Лаура молча шла с ним рядом.
— Мечты юности! — сказал Итале пренебрежительно.
— Неправда! В течение последних пяти лет моей жизни придавала какой-то смысл только моя уверенность в том, что ты свободен, что ты трудишься во имя свободы, что ты делаешь то, чего не могу делать я, что ты делаешь это и для меня! Даже когда ты был в тюрьме, я и тогда верила в это, даже сильнее, чем когда-либо!
Он остановился, потрясенный этим страстным и неожиданным упреком; на мгновение взгляды их пересеклись, и он увидел, что Лаура понимает и то, о чем сам он не в силах сказать прямо: что он потерпел неудачу, даже, может быть, полное поражение, что она знает это и все же это ее не обескураживает и она отнюдь не воспринимает его как неудачника или глупца, иначе она никогда бы не упрекнула его в отступничестве.
— Господи, Лаура, ты не должна так слепо верить мне! — воскликнул он почти с отчаянием и уже без малейшей иронии. — Раньше, произнося пламенные речи о свободе, я ведь совсем не представлял себе, что такое тюрьма. Я вещал о добре и зле, но… не понимал, что такое зло, не понимал, что и я за него в ответе, — а я видел немало зла, немало смертей… И я тоже виноват в чужих смертях, Лаура, и я ничего не могу с этим поделать! Так что единственное, что мне еще осталось, это хранить молчание, не произносить тех слов, которые произношу сейчас. Позволь же мне это. Я больше не хочу приносить горе другим людям!

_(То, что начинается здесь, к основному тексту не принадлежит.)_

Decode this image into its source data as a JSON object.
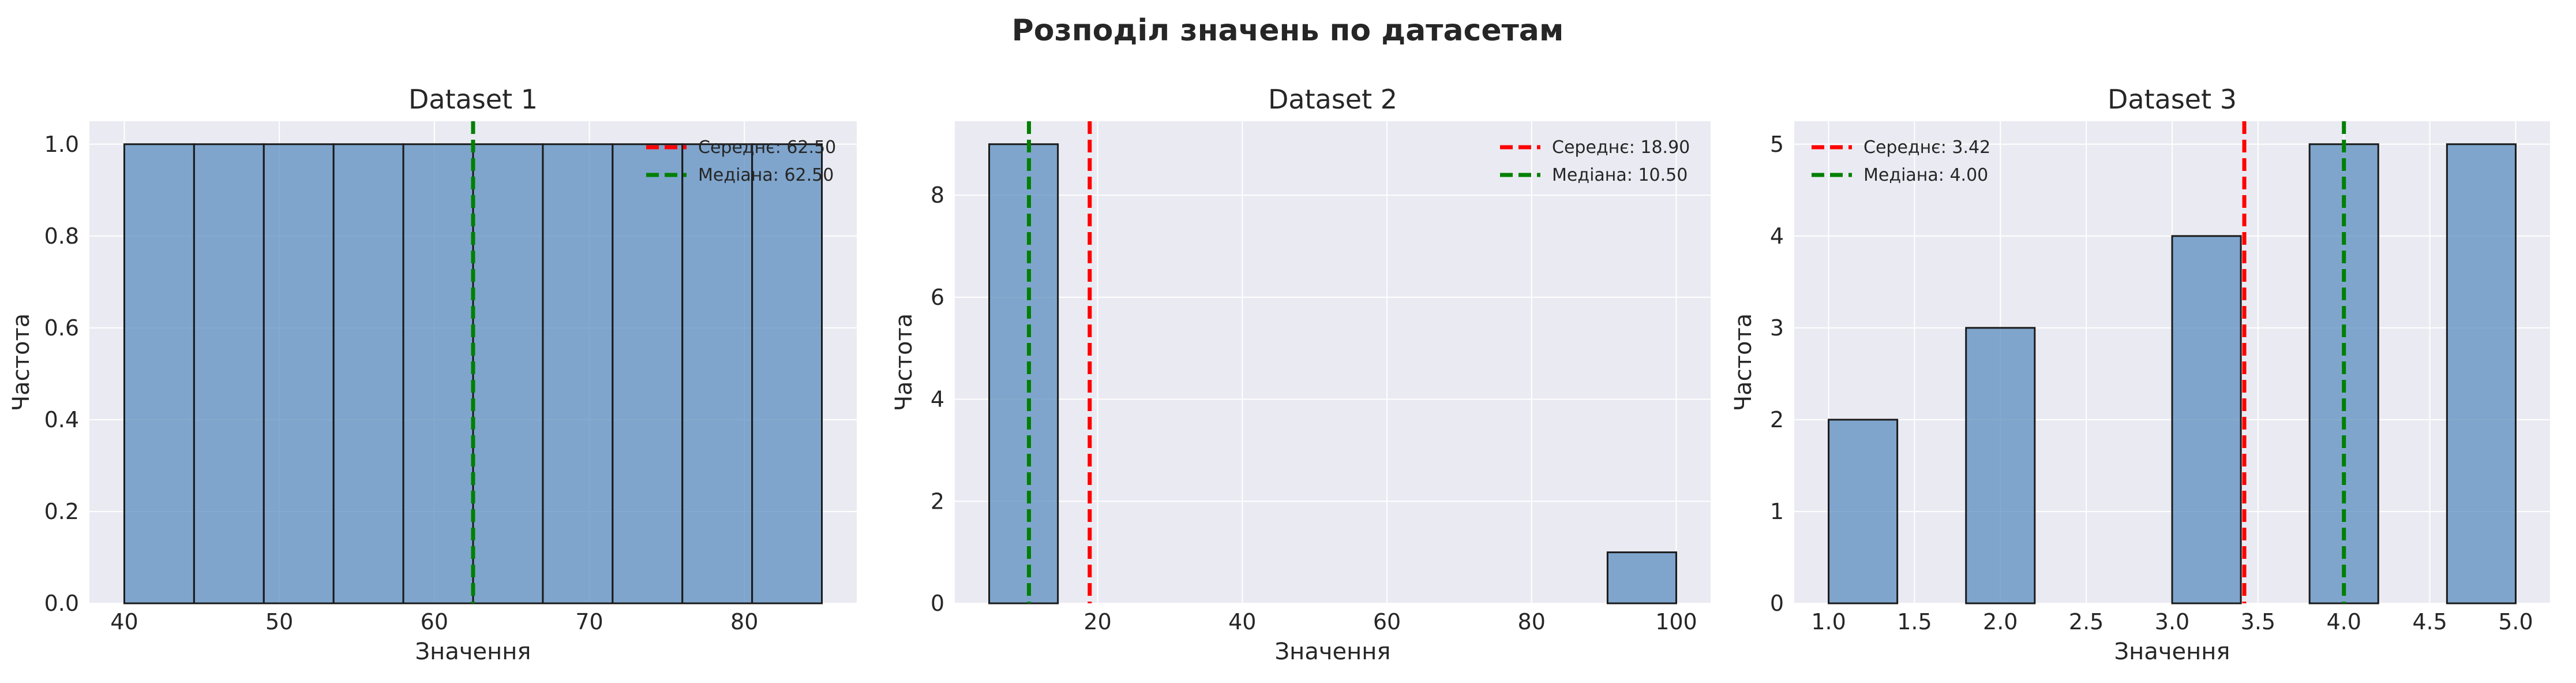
{
  "figure": {
    "title": "Розподіл значень по датасетам"
  },
  "colors": {
    "bar": "#5b8dbf",
    "edge": "#1a1a1a",
    "mean": "#ff0000",
    "median": "#008000",
    "panel_bg": "#eaeaf2",
    "grid": "#ffffff"
  },
  "chart_data": [
    {
      "type": "bar",
      "title": "Dataset 1",
      "xlabel": "Значення",
      "ylabel": "Частота",
      "xlim": [
        37.75,
        87.25
      ],
      "ylim": [
        0,
        1.05
      ],
      "xticks": [
        40,
        50,
        60,
        70,
        80
      ],
      "xtick_labels": [
        "40",
        "50",
        "60",
        "70",
        "80"
      ],
      "yticks": [
        0,
        0.2,
        0.4,
        0.6,
        0.8,
        1.0
      ],
      "ytick_labels": [
        "0.0",
        "0.2",
        "0.4",
        "0.6",
        "0.8",
        "1.0"
      ],
      "bins": [
        {
          "x0": 40.0,
          "x1": 44.5,
          "count": 1
        },
        {
          "x0": 44.5,
          "x1": 49.0,
          "count": 1
        },
        {
          "x0": 49.0,
          "x1": 53.5,
          "count": 1
        },
        {
          "x0": 53.5,
          "x1": 58.0,
          "count": 1
        },
        {
          "x0": 58.0,
          "x1": 62.5,
          "count": 1
        },
        {
          "x0": 62.5,
          "x1": 67.0,
          "count": 1
        },
        {
          "x0": 67.0,
          "x1": 71.5,
          "count": 1
        },
        {
          "x0": 71.5,
          "x1": 76.0,
          "count": 1
        },
        {
          "x0": 76.0,
          "x1": 80.5,
          "count": 1
        },
        {
          "x0": 80.5,
          "x1": 85.0,
          "count": 1
        }
      ],
      "mean": 62.5,
      "median": 62.5,
      "legend": [
        "Середнє: 62.50",
        "Медіана: 62.50"
      ],
      "legend_position": "upper right",
      "grid": true
    },
    {
      "type": "bar",
      "title": "Dataset 2",
      "xlabel": "Значення",
      "ylabel": "Частота",
      "xlim": [
        0.25,
        104.75
      ],
      "ylim": [
        0,
        9.45
      ],
      "xticks": [
        20,
        40,
        60,
        80,
        100
      ],
      "xtick_labels": [
        "20",
        "40",
        "60",
        "80",
        "100"
      ],
      "yticks": [
        0,
        2,
        4,
        6,
        8
      ],
      "ytick_labels": [
        "0",
        "2",
        "4",
        "6",
        "8"
      ],
      "bins": [
        {
          "x0": 5.0,
          "x1": 14.5,
          "count": 9
        },
        {
          "x0": 14.5,
          "x1": 24.0,
          "count": 0
        },
        {
          "x0": 24.0,
          "x1": 33.5,
          "count": 0
        },
        {
          "x0": 33.5,
          "x1": 43.0,
          "count": 0
        },
        {
          "x0": 43.0,
          "x1": 52.5,
          "count": 0
        },
        {
          "x0": 52.5,
          "x1": 62.0,
          "count": 0
        },
        {
          "x0": 62.0,
          "x1": 71.5,
          "count": 0
        },
        {
          "x0": 71.5,
          "x1": 81.0,
          "count": 0
        },
        {
          "x0": 81.0,
          "x1": 90.5,
          "count": 0
        },
        {
          "x0": 90.5,
          "x1": 100.0,
          "count": 1
        }
      ],
      "mean": 18.9,
      "median": 10.5,
      "legend": [
        "Середнє: 18.90",
        "Медіана: 10.50"
      ],
      "legend_position": "upper right",
      "grid": true
    },
    {
      "type": "bar",
      "title": "Dataset 3",
      "xlabel": "Значення",
      "ylabel": "Частота",
      "xlim": [
        0.8,
        5.2
      ],
      "ylim": [
        0,
        5.25
      ],
      "xticks": [
        1.0,
        1.5,
        2.0,
        2.5,
        3.0,
        3.5,
        4.0,
        4.5,
        5.0
      ],
      "xtick_labels": [
        "1.0",
        "1.5",
        "2.0",
        "2.5",
        "3.0",
        "3.5",
        "4.0",
        "4.5",
        "5.0"
      ],
      "yticks": [
        0,
        1,
        2,
        3,
        4,
        5
      ],
      "ytick_labels": [
        "0",
        "1",
        "2",
        "3",
        "4",
        "5"
      ],
      "bins": [
        {
          "x0": 1.0,
          "x1": 1.4,
          "count": 2
        },
        {
          "x0": 1.4,
          "x1": 1.8,
          "count": 0
        },
        {
          "x0": 1.8,
          "x1": 2.2,
          "count": 3
        },
        {
          "x0": 2.2,
          "x1": 2.6,
          "count": 0
        },
        {
          "x0": 2.6,
          "x1": 3.0,
          "count": 0
        },
        {
          "x0": 3.0,
          "x1": 3.4,
          "count": 4
        },
        {
          "x0": 3.4,
          "x1": 3.8,
          "count": 0
        },
        {
          "x0": 3.8,
          "x1": 4.2,
          "count": 5
        },
        {
          "x0": 4.2,
          "x1": 4.6,
          "count": 0
        },
        {
          "x0": 4.6,
          "x1": 5.0,
          "count": 5
        }
      ],
      "mean": 3.42,
      "median": 4.0,
      "legend": [
        "Середнє: 3.42",
        "Медіана: 4.00"
      ],
      "legend_position": "upper left",
      "grid": true
    }
  ]
}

— Жизнь и сама по себе довольно зла и горька, — тихо возразила Лаура.
Вскоре вдали завиднелись сады, раскинувшиеся на холме над домом Сорде, и за ними — лесистые горные склоны.
— Если тебе отменят поражение в правах, — спросила Лаура, — ты вернешься в Красной?

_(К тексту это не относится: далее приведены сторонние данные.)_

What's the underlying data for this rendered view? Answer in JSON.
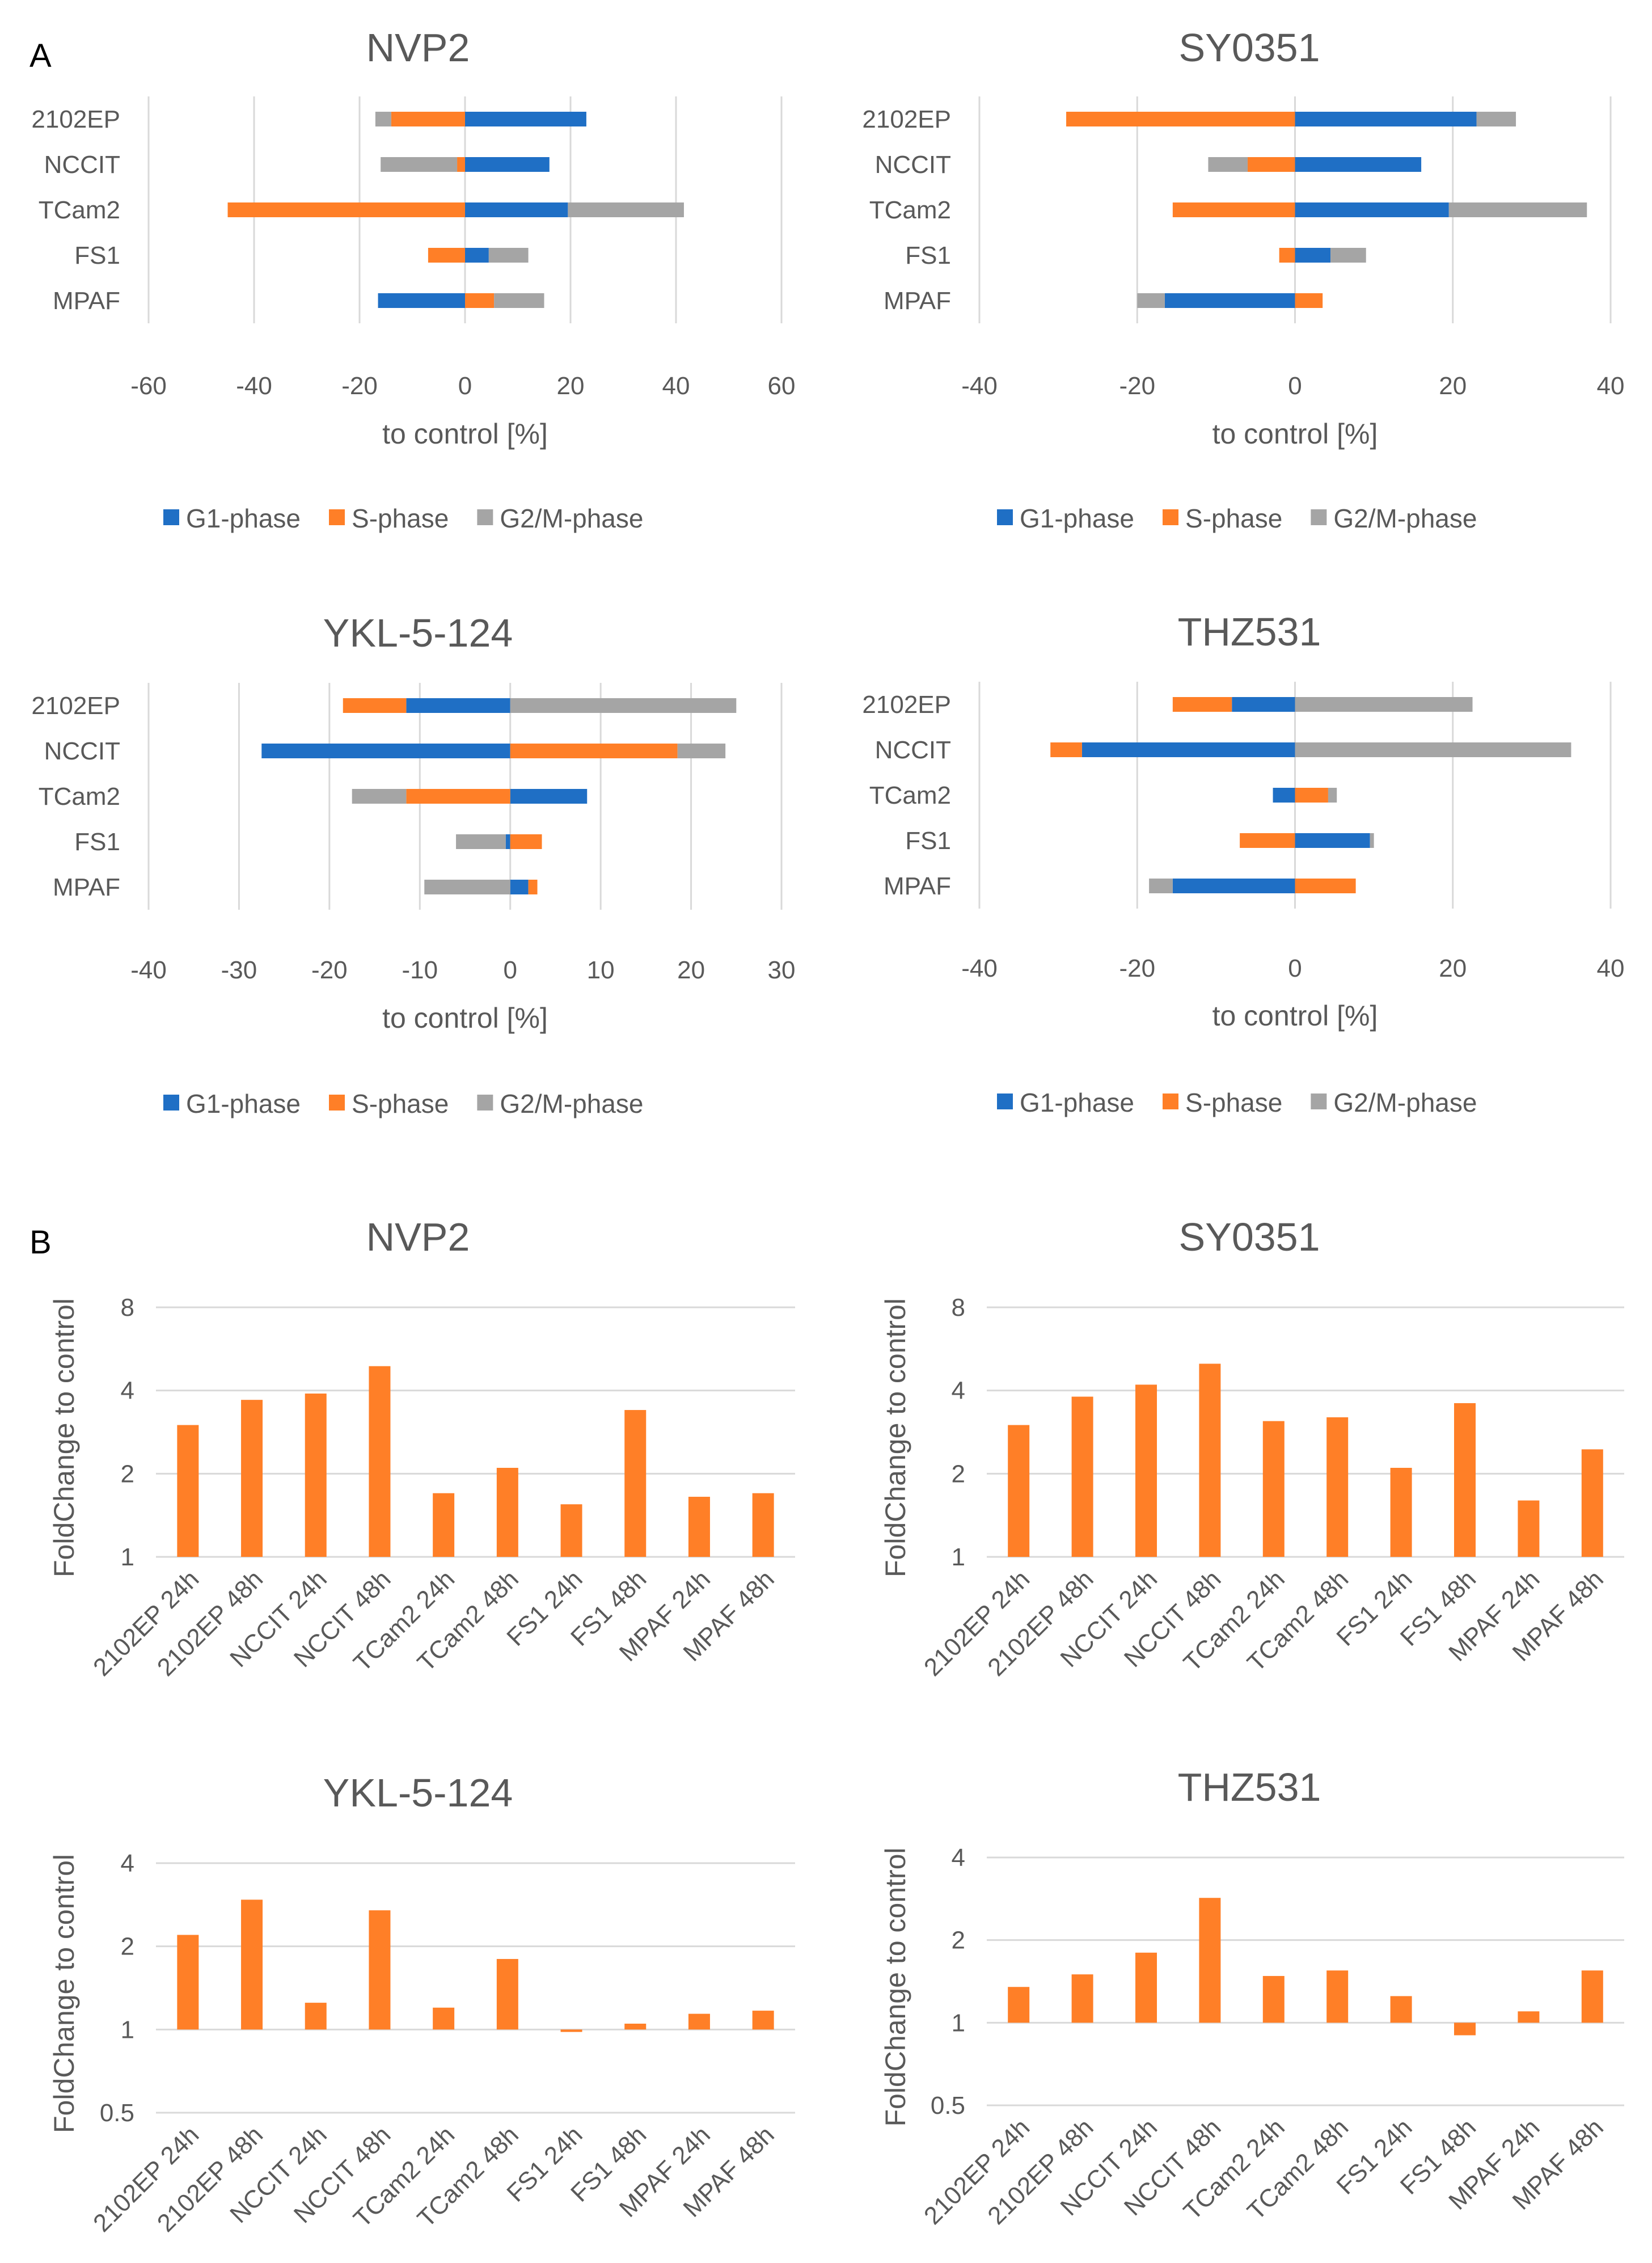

— Не знаю. Во всяком случае, в ближайшем будущем вряд ли. Мне кажется, от меня здесь больше пользы, особенно пока отец болен.
— Да, — сказала она. — Конечно. Но он… Когда-нибудь он все равно должен был бы заболеть. А когда-нибудь он даже умрет, от этого ведь никуда не денешься, правда? И мы всегда это знали.
— Но когда-то я в это не верил; — тихо сказал Итале.
— Я знаю, — откликнулась Лаура, и он с удивлением увидел, что она улыбается. — Я, собственно, хотела сказать, что насчет этого тебе не стоит беспокоиться. Насчет поместья то есть. Если тебе нужно будет уехать. Мне, конечно, до Пьеры далеко, но справиться с хозяйством я вполне способна. Я хочу, чтобы ты это знал и мог на меня рассчитывать.
— Пока что я просто вернулся домой, — сказал Итале. — Ради бога, Лаура! Неужели ты хочешь, чтобы я снова куда-то уехал?
— Я хочу, чтобы ты понял: это совершенно неважно, что там твердят эти дураки из полиции! Что бы они ни говорили, ты совершенно свободный человек! — запальчиво и даже сердито воскликнула она. — Или, может, мне ты запретишь трудиться во имя свободы? Ах, Итале, ведь ты и есть моя свобода!
У него не нашлось слов, чтобы ответить ей.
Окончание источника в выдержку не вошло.